But plainer even than these, for most of us at any rate, is the altered tone of the hedge-rows—ever ready to answer to the influence of the sunshine. It is under the hedge-row that spring leaves her fairest traces—violets white and blue, and primroses, with their soft, delicate perfume. May crowns the thickets with the foamy fragrance of the hawthorn. June studs the long briar sprays with sweet wild roses, fairest of all flowers of summer. And now, again, these hot summer days are lending new beauty to the country lanes; not of flowers or of fresh young foliage, but of mellow leaves and gleaming berries.

There is a special charm about these old West Country lanes, worn, sometimes, by the clumsy wheels and toiling feet of many centuries, deep down below the fields on either hand; lanes that lead perhaps to nowhere, or that lose themselves in the meadows; lanes that in our fathers' time were, it may be, King's highways, and that now grass-grown and neglected, with deep ruts and broadening hollows, where water lies in winter, are known only to the birds'-nester, or to village children in quest of nuts or blackberries. For most of us these quests are but memories of childhood. Most of us can but echo the lament of the poet:

"And blackberries, so mawkish now,
Were finely flavoured then;
And nuts, such reddening clusters ripe,
I ne'er shall pull again."

And yet, perhaps, though the feast of to-day is for the eye rather than the palate, we welcome as keenly as we ever did, nutting time, or days of blackberry harvest. We think less of the rich, ripe clusters, no doubt, but we are more alive to the beauty of the leaves, of the red stems that show so well among the green shadows, of the withering foliage, torn and ragged, yet touched in the autumn with gold and russet and fiery crimson.
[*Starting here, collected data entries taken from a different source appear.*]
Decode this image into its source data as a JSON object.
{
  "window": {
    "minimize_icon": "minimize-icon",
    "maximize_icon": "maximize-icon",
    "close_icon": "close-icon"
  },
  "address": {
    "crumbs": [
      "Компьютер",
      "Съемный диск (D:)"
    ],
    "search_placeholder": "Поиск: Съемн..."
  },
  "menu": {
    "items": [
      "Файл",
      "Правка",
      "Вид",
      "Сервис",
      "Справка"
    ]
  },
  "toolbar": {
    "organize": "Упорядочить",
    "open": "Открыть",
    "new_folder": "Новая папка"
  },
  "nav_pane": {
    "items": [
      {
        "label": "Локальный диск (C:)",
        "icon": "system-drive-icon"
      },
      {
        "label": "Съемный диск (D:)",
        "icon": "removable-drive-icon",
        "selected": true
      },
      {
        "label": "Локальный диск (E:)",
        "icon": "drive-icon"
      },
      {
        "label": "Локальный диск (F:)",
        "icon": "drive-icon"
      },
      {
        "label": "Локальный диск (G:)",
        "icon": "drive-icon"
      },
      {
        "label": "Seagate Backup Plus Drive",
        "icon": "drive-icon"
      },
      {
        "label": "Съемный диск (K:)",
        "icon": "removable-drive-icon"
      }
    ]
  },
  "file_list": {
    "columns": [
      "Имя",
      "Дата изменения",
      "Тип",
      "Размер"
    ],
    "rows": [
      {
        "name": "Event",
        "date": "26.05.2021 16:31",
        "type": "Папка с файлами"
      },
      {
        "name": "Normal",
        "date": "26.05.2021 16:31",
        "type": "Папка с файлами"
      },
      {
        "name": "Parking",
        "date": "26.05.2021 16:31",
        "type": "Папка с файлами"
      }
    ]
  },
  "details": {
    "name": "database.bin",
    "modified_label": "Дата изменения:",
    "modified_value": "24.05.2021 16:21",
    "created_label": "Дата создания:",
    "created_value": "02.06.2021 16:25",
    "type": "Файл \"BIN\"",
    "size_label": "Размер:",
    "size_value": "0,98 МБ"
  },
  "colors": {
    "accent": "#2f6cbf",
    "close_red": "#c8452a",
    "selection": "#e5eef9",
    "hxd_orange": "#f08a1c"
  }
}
The old yew yonder, by the church on the hillside, under whose broad shadow so many centuries of village folk have gathered week by week, when service was over, to talk of the haying, and the weather, and even, it may be, of the business of their neighbours, stands out a dark, funereal mass against the grey masonry behind it. A nearer view would show that its heavy green is relieved by a thousand points of gold, not yet wholly tarnished, but at this distance they are lost in the surrounding gloom. The copper beeches by the manor house, that of late gleamed like metal in the brilliant sunshine, are darkening into black. The larch plantations, marshalled in well-ordered phalanx along the old road half up the hill, have long since lost their freshness, and the leaves of this great pollard oak, whose maimed boughs throw a shadow none too wide, are bright no longer.

For centuries has the old tree cooled its knotted roots in the black earth of this swampy hollow. Signs of age are only too plain to read. The furrowed bark has been split away in patches, revealing underneath the galleries of wood-boring creatures; and the old trunk is scarred with pits that the wood-peckers have been digging, searching for fat white beetle grubs, or for the evil-smelling caterpillar of the goat-moth. And just below the pollarded branches there is a woodpecker's hole, whose well-worn threshold suggests years of occupation.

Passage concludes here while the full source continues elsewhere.